A high school teacher didn't expect a solution when she set a 2,000-year-old Pythagorean Theorem problem in front of her students. Then Calcea Johnson and Ne'Kiya Jackson stepped up to the challenge.
It's insane that her first thought, in response to the question of why people were surprised, was the color of her skin, followed by her gender, and only then did she mention the thing that was probably the first thing everyone else thought of: her age.
Why did people find your amazing mathematical achievement amazing? Racism. Sexism... Oh yeah, also because we're young. So not because it's cool, it's hard and it's amazing? Nope, just because we happen to be black girls in school, and did this in America...
Such sadness man. Even the bit about people saying African Americans don't have the brains for it or something. Wow, it's sad.
I love when pages or websites have so much bloat, ads and bs that it's actually a huge effort to try and use their site, but then if you use an adblocker to actually be able to use their site, you get notices like OHH NOO YOU ARE USING AN ADBLOCK WE ARE SO SAD PLEASE DISABLE AND HELP US PAY FOR INDEPENDENT JOURNALISM yadayada... lol please. Hypocrites. If good marketing is all about removing user friction, I don't understand why they add this much friction as ads and spam.
It’s a mathematical proof, but it’s using trig inside the proof.

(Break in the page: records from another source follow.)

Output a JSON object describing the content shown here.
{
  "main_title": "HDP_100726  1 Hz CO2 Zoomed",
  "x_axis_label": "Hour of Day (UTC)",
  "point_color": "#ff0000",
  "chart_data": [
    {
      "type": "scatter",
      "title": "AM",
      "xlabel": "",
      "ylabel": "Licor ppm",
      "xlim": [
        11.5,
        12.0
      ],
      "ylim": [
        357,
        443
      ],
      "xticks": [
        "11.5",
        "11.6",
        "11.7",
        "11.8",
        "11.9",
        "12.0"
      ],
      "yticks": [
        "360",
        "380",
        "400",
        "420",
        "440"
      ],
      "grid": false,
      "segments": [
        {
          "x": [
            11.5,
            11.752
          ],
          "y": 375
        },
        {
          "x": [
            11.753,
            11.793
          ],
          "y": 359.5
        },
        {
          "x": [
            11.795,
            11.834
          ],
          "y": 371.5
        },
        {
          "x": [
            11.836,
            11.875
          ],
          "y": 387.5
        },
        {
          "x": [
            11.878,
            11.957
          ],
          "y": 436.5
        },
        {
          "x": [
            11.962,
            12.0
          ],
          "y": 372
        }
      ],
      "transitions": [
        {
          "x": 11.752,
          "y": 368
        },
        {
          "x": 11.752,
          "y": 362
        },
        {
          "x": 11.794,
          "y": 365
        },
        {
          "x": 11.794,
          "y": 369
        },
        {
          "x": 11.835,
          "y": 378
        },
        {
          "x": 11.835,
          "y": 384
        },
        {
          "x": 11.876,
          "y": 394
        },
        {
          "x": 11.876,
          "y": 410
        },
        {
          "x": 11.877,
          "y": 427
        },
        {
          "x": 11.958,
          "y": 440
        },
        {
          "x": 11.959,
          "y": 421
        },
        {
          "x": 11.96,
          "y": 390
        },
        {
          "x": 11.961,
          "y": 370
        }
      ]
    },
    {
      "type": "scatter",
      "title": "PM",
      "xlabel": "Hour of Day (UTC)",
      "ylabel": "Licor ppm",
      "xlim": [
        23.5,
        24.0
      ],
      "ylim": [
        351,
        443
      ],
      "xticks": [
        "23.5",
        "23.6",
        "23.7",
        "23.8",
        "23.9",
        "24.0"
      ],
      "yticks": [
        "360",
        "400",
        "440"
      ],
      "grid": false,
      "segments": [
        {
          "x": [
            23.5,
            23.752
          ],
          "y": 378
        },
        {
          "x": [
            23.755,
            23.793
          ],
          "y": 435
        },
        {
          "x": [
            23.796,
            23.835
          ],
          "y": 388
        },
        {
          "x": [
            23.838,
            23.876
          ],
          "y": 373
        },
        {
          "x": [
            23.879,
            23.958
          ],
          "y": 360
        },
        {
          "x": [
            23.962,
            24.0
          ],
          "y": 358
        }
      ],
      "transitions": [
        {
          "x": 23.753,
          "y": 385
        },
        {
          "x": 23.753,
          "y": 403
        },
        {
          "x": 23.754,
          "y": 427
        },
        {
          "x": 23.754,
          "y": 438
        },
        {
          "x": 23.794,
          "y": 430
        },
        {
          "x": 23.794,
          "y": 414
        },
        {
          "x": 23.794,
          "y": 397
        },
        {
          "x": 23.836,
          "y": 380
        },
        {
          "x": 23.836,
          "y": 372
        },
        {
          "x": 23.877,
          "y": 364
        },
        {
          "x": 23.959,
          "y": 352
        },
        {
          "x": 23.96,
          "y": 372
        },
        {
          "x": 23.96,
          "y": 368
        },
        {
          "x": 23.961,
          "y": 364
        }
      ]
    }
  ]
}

If you ever want a fun rabbit hole of mathematicians losing their minds, they had a massive existential crisis about calculus with “What if all of calculus is wrong!?!”, and the subsequent proof developed is one of those things that took years and likely involved a lot of amphetamines.
I relearned basic math when my kids started school. I was 30. It's not too late to learn new tricks. The new math they teach makes mental math much easier.
If there is such a thing as a learning disability for math, I definitely have it. You only were required to take one math class in college. I took finite math because I was told it was the easiest class. I squeaked by with a C. It's not that issue like with dyslexia where you see numbers switched around, I just find it all totally baffling.